All ghosts claim their phantom skills: to shape-shift, to haunt, to see things we don't see, to determine how the lives of the living people turn out. If dead people had no choice but to become ghosts, Fabienne's ghost would only scoff at the usual tricks that other ghosts take pride in. Her ghost would do something entirely different.
(Like what, Agnès?
Like making me write again.)
No, it is not Fabienne's ghost that has licked the nib of my pen clean, or opened the notebook to this fresh page, but sometimes one person's death is another person's parole paper. I may not have gained full freedom, but I am free enough.
"HOW DO YOU GROW HAPPINESS?" Fabienne asked. We were thirteen then, but we felt older. Our bodies, I now know, were underdeveloped, the way children born in wartime and growing up in poverty are, with more years crammed into their brains. Well-proportioned we were not. Well-proportioned children are a rare happenstance. War guarantees disproportion, but during peacetime other things go wrong. I have not met a child who is not lopsided in some way. And when children grow up, they become lopsided adults.
"Can you grow happiness?" I asked.
"You can grow anything. Just like potatoes," Fabienne said.
I thought she would have given a better answer. Growing happiness on the top of a maypole, or in a wren's nest, or between two rocks in a creek. Happiness should not be dirt-colored and hidden underground. Even apples on a branch would be better suited to be called happiness than apples in the earth. Though if happiness were like apples, I thought, it would be quite ordinary and uninteresting.
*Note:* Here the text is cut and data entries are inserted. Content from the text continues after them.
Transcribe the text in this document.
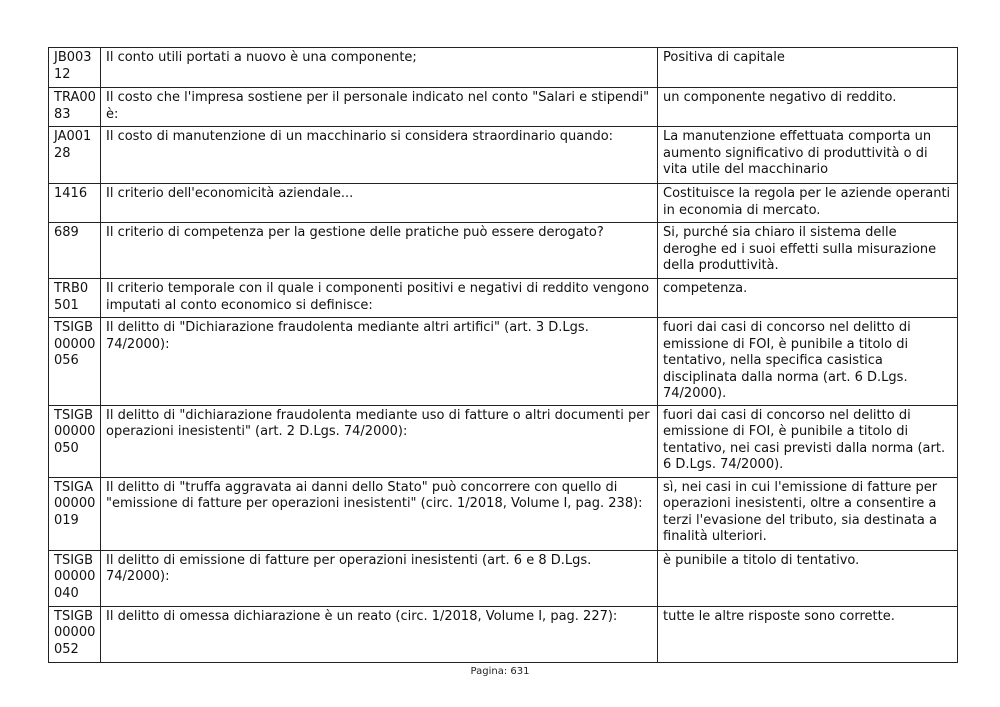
JB00312	Il conto utili portati a nuovo è una componente;	Positiva di capitale
TRA0083	Il costo che l'impresa sostiene per il personale indicato nel conto "Salari e stipendi" è:	un componente negativo di reddito.
JA00128	Il costo di manutenzione di un macchinario si considera straordinario quando:	La manutenzione effettuata comporta un aumento significativo di produttività o di vita utile del macchinario
1416	Il criterio dell'economicità aziendale...	Costituisce la regola per le aziende operanti in economia di mercato.
689	Il criterio di competenza per la gestione delle pratiche può essere derogato?	Si, purché sia chiaro il sistema delle deroghe ed i suoi effetti sulla misurazione della produttività.
TRB0501	Il criterio temporale con il quale i componenti positivi e negativi di reddito vengono imputati al conto economico si definisce:	competenza.
TSIGB00000056	Il delitto di "Dichiarazione fraudolenta mediante altri artifici" (art. 3 D.Lgs. 74/2000):	fuori dai casi di concorso nel delitto di emissione di FOI, è punibile a titolo di tentativo, nella specifica casistica disciplinata dalla norma (art. 6 D.Lgs. 74/2000).
TSIGB00000050	Il delitto di "dichiarazione fraudolenta mediante uso di fatture o altri documenti per operazioni inesistenti" (art. 2 D.Lgs. 74/2000):	fuori dai casi di concorso nel delitto di emissione di FOI, è punibile a titolo di tentativo, nei casi previsti dalla norma (art. 6 D.Lgs. 74/2000).
TSIGA00000019	Il delitto di "truffa aggravata ai danni dello Stato" può concorrere con quello di "emissione di fatture per operazioni inesistenti" (circ. 1/2018, Volume I, pag. 238):	sì, nei casi in cui l'emissione di fatture per operazioni inesistenti, oltre a consentire a terzi l'evasione del tributo, sia destinata a finalità ulteriori.
TSIGB00000040	Il delitto di emissione di fatture per operazioni inesistenti (art. 6 e 8 D.Lgs. 74/2000):	è punibile a titolo di tentativo.
TSIGB00000052	Il delitto di omessa dichiarazione è un reato (circ. 1/2018, Volume I, pag. 227):	tutte le altre risposte sono corrette.
Pagina: 631
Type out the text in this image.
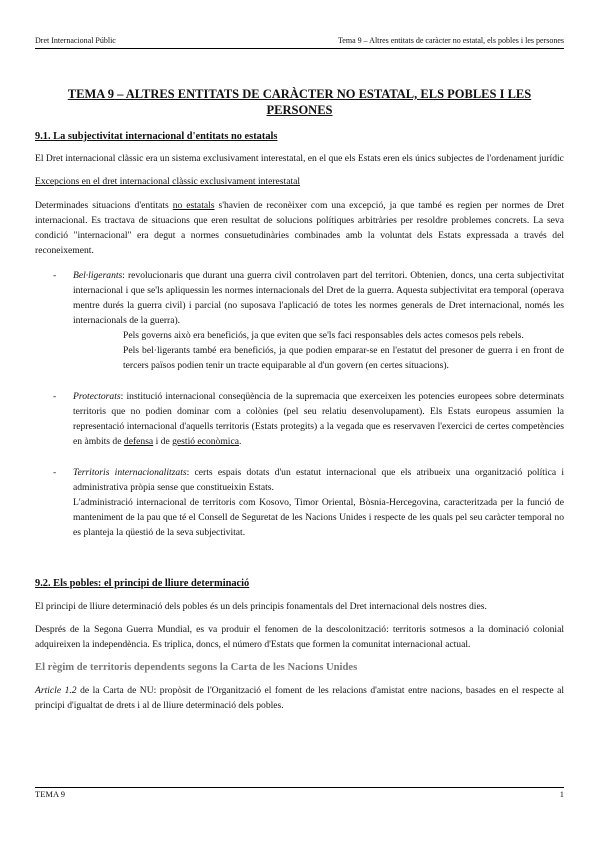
Dret Internacional Públic	Tema 9 – Altres entitats de caràcter no estatal, els pobles i les persones
TEMA 9 – ALTRES ENTITATS DE CARÀCTER NO ESTATAL, ELS POBLES I LES PERSONES
9.1. La subjectivitat internacional d'entitats no estatals

El Dret internacional clàssic era un sistema exclusivament interestatal, en el que els Estats eren els únics subjectes de l'ordenament jurídic

Excepcions en el dret internacional clàssic exclusivament interestatal

Determinades situacions d'entitats no estatals s'havien de reconèixer com una excepció, ja que també es regien per normes de Dret internacional. Es tractava de situacions que eren resultat de solucions polítiques arbitràries per resoldre problemes concrets. La seva condició "internacional" era degut a normes consuetudinàries combinades amb la voluntat dels Estats expressada a través del reconeixement.

- Bel·ligerants: revolucionaris que durant una guerra civil controlaven part del territori. Obtenien, doncs, una certa subjectivitat internacional i que se'ls apliquessin les normes internacionals del Dret de la guerra. Aquesta subjectivitat era temporal (operava mentre durés la guerra civil) i parcial (no suposava l'aplicació de totes les normes generals de Dret internacional, només les internacionals de la guerra).
Pels governs això era beneficiós, ja que eviten que se'ls faci responsables dels actes comesos pels rebels.
Pels bel·ligerants també era beneficiós, ja que podien emparar-se en l'estatut del presoner de guerra i en front de tercers països podien tenir un tracte equiparable al d'un govern (en certes situacions).
- Protectorats: institució internacional conseqüència de la supremacia que exerceixen les potencies europees sobre determinats territoris que no podien dominar com a colònies (pel seu relatiu desenvolupament). Els Estats europeus assumien la representació internacional d'aquells territoris (Estats protegits) a la vegada que es reservaven l'exercici de certes competències en àmbits de defensa i de gestió econòmica.
- Territoris internacionalitzats: certs espais dotats d'un estatut internacional que els atribueix una organització política i administrativa pròpia sense que constitueixin Estats.
L'administració internacional de territoris com Kosovo, Timor Oriental, Bòsnia-Hercegovina, caracteritzada per la funció de manteniment de la pau que té el Consell de Seguretat de les Nacions Unides i respecte de les quals pel seu caràcter temporal no es planteja la qüestió de la seva subjectivitat.
9.2. Els pobles: el principi de lliure determinació

El principi de lliure determinació dels pobles és un dels principis fonamentals del Dret internacional dels nostres dies.

Després de la Segona Guerra Mundial, es va produir el fenomen de la descolonització: territoris sotmesos a la dominació colonial adquireixen la independència. Es triplica, doncs, el número d'Estats que formen la comunitat internacional actual.

El règim de territoris dependents segons la Carta de les Nacions Unides

Article 1.2 de la Carta de NU: propòsit de l'Organització el foment de les relacions d'amistat entre nacions, basades en el respecte al principi d'igualtat de drets i al de lliure determinació dels pobles.

TEMA 9	1
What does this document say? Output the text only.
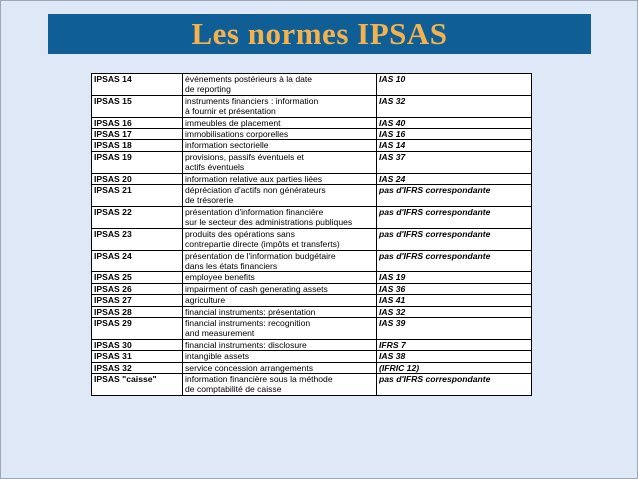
Les normes IPSAS
IPSAS 14	événements postérieurs à la date	IAS 10
	de reporting	
IPSAS 15	instruments financiers : information	IAS 32
	à fournir et présentation	
IPSAS 16	immeubles de placement	IAS 40
IPSAS 17	immobilisations corporelles	IAS 16
IPSAS 18	information sectorielle	IAS 14
IPSAS 19	provisions, passifs éventuels et	IAS 37
	actifs éventuels	
IPSAS 20	information relative aux parties liées	IAS 24
IPSAS 21	dépréciation d'actifs non générateurs	pas d'IFRS correspondante
	de trésorerie	
IPSAS 22	présentation d'information financière	pas d'IFRS correspondante
	sur le secteur des administrations publiques	
IPSAS 23	produits des opérations sans	pas d'IFRS correspondante
	contrepartie directe (impôts et transferts)	
IPSAS 24	présentation de l'information budgétaire	pas d'IFRS correspondante
	dans les états financiers	
IPSAS 25	employee benefits	IAS 19
IPSAS 26	impairment of cash generating assets	IAS 36
IPSAS 27	agriculture	IAS 41
IPSAS 28	financial instruments: présentation	IAS 32
IPSAS 29	financial instruments: recognition	IAS 39
	and measurement	
IPSAS 30	financial instruments: disclosure	IFRS 7
IPSAS 31	intangible assets	IAS 38
IPSAS 32	service concession arrangements	(IFRIC 12)
IPSAS "caisse"	information financière sous la méthode	pas d'IFRS correspondante
	de comptabilité de caisse	
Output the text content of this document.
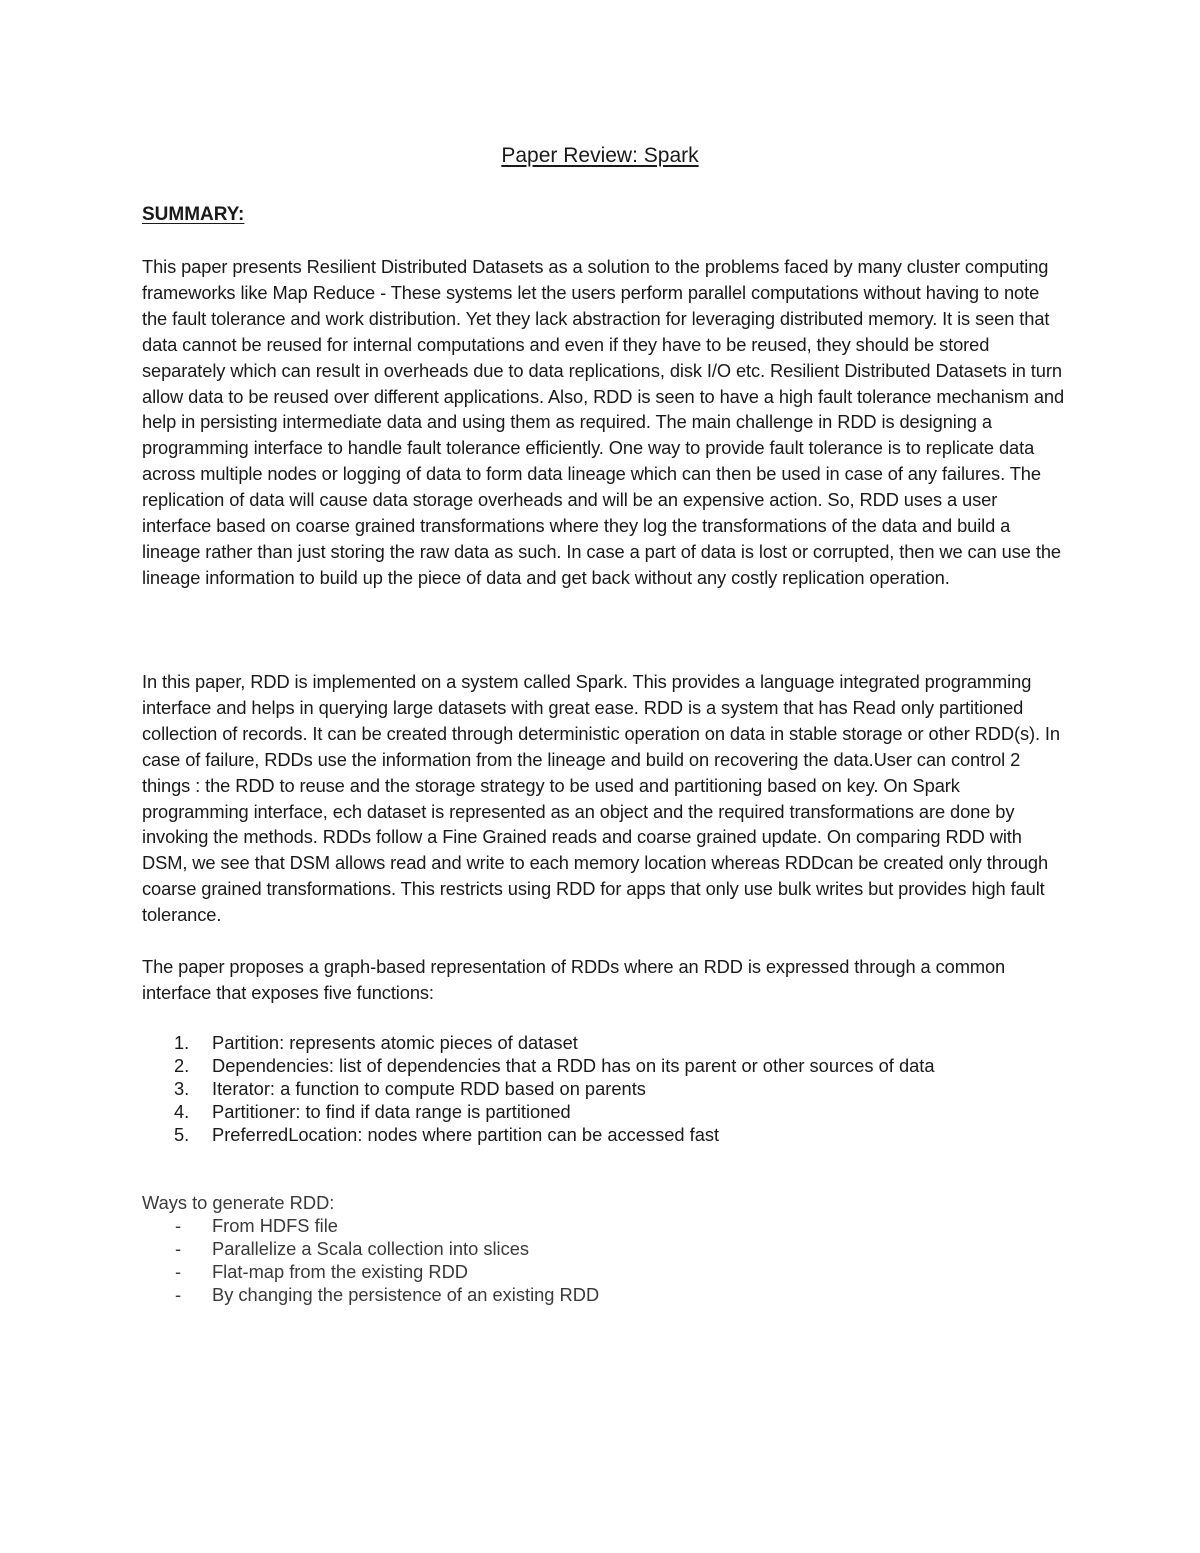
Paper Review: Spark
SUMMARY:

This paper presents Resilient Distributed Datasets as a solution to the problems faced by many cluster computing frameworks like Map Reduce - These systems let the users perform parallel computations without having to note the fault tolerance and work distribution. Yet they lack abstraction for leveraging distributed memory. It is seen that data cannot be reused for internal computations and even if they have to be reused, they should be stored separately which can result in overheads due to data replications, disk I/O etc. Resilient Distributed Datasets in turn allow data to be reused over different applications. Also, RDD is seen to have a high fault tolerance mechanism and help in persisting intermediate data and using them as required. The main challenge in RDD is designing a programming interface to handle fault tolerance efficiently. One way to provide fault tolerance is to replicate data across multiple nodes or logging of data to form data lineage which can then be used in case of any failures. The replication of data will cause data storage overheads and will be an expensive action. So, RDD uses a user interface based on coarse grained transformations where they log the transformations of the data and build a lineage rather than just storing the raw data as such. In case a part of data is lost or corrupted, then we can use the lineage information to build up the piece of data and get back without any costly replication operation.

In this paper, RDD is implemented on a system called Spark. This provides a language integrated programming interface and helps in querying large datasets with great ease. RDD is a system that has Read only partitioned collection of records. It can be created through deterministic operation on data in stable storage or other RDD(s). In case of failure, RDDs use the information from the lineage and build on recovering the data.User can control 2 things : the RDD to reuse and the storage strategy to be used and partitioning based on key. On Spark programming interface, ech dataset is represented as an object and the required transformations are done by invoking the methods. RDDs follow a Fine Grained reads and coarse grained update. On comparing RDD with DSM, we see that DSM allows read and write to each memory location whereas RDDcan be created only through coarse grained transformations. This restricts using RDD for apps that only use bulk writes but provides high fault tolerance.

The paper proposes a graph-based representation of RDDs where an RDD is expressed through a common interface that exposes five functions:

1. Partition: represents atomic pieces of dataset
2. Dependencies: list of dependencies that a RDD has on its parent or other sources of data
3. Iterator: a function to compute RDD based on parents
4. Partitioner: to find if data range is partitioned
5. PreferredLocation: nodes where partition can be accessed fast
Ways to generate RDD:
- From HDFS file
- Parallelize a Scala collection into slices
- Flat-map from the existing RDD
- By changing the persistence of an existing RDD
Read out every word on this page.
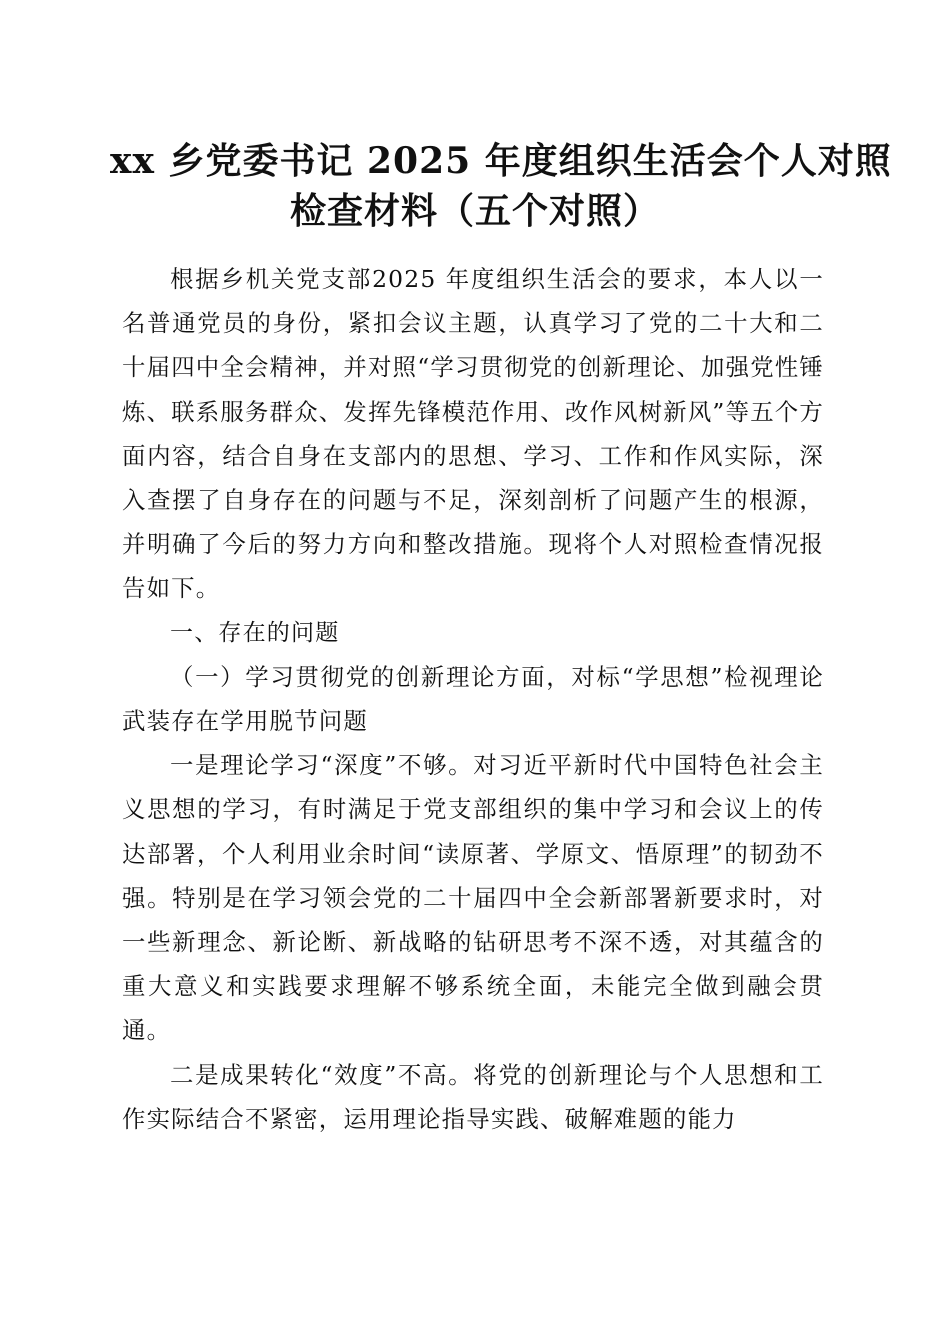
xx 乡党委书记 2025 年度组织生活会个人对照
检查材料（五个对照）

根据乡机关党支部2025 年度组织生活会的要求，本人以一名普通党员的身份，紧扣会议主题，认真学习了党的二十大和二十届四中全会精神，并对照“学习贯彻党的创新理论、加强党性锤炼、联系服务群众、发挥先锋模范作用、改作风树新风”等五个方面内容，结合自身在支部内的思想、学习、工作和作风实际，深入查摆了自身存在的问题与不足，深刻剖析了问题产生的根源，并明确了今后的努力方向和整改措施。现将个人对照检查情况报告如下。

一、存在的问题

（一）学习贯彻党的创新理论方面，对标“学思想”检视理论武装存在学用脱节问题

一是理论学习“深度”不够。对习近平新时代中国特色社会主义思想的学习，有时满足于党支部组织的集中学习和会议上的传达部署，个人利用业余时间“读原著、学原文、悟原理”的韧劲不强。特别是在学习领会党的二十届四中全会新部署新要求时，对一些新理念、新论断、新战略的钻研思考不深不透，对其蕴含的重大意义和实践要求理解不够系统全面，未能完全做到融会贯通。

二是成果转化“效度”不高。将党的创新理论与个人思想和工作实际结合不紧密，运用理论指导实践、破解难题的能力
"You don't believe me?" Fabienne said. "I have an idea. We grow your happiness as beet and mine as potato. If one crop fails, we still have the other. We won't be starved."
"What if both fail?" I asked.
"We'll become butchers."
Such were the conversations we often had then, nonsense to the world, but the world, we already knew, was full of nonsense. We might as well amuse ourselves with our own nonsense. If the thumb on the left hand got crushed under a hammer, would the thumb on the right feel anything? Why did god never think of giving people ear-lids, so we could close our ears as we shut our eyes at bedtime, or anytime when we were not in the mood for the chattering of the world? If the two of us prayed with equal seriousness but with the opposite requests—dear god, please let tomorrow be a sunny day; dear god, please let tomorrow be an overcast day—how did he decide which prayer he should honor?
Fabienne loved making nonsense about god. She claimed she believed in god, though what she meant, I thought, was that she believed in a god that was always available for her to mock. I did not know if I believed in god—my father was an atheist and my mother was the opposite of an atheist. If I had been closer to one or the other, it would be easier for me to choose. But I was close only to Fabienne. Perturbatrice of god, she called herself, and said I was one, too, because I was always on her side. In that sense we were not atheists. You had to believe that god existed so you could make mischief and upend his plans.
"If we can grow happiness, can we also grow misery?" I asked her.
"Do you grow thistles or ragworts?" Fabienne said.
"Do you mean misery grows by itself, like thistles and ragworts?"
"Or by God," Fabienne said. "Who knows?"
"But happiness, can it grow by itself?"
"What do you think?"
"I think happiness should be like thistles and ragworts. Misery should be like exotic orchids."
"Only an idiot would believe that, Agnès," Fabienne said. "But we already know you're an idiot."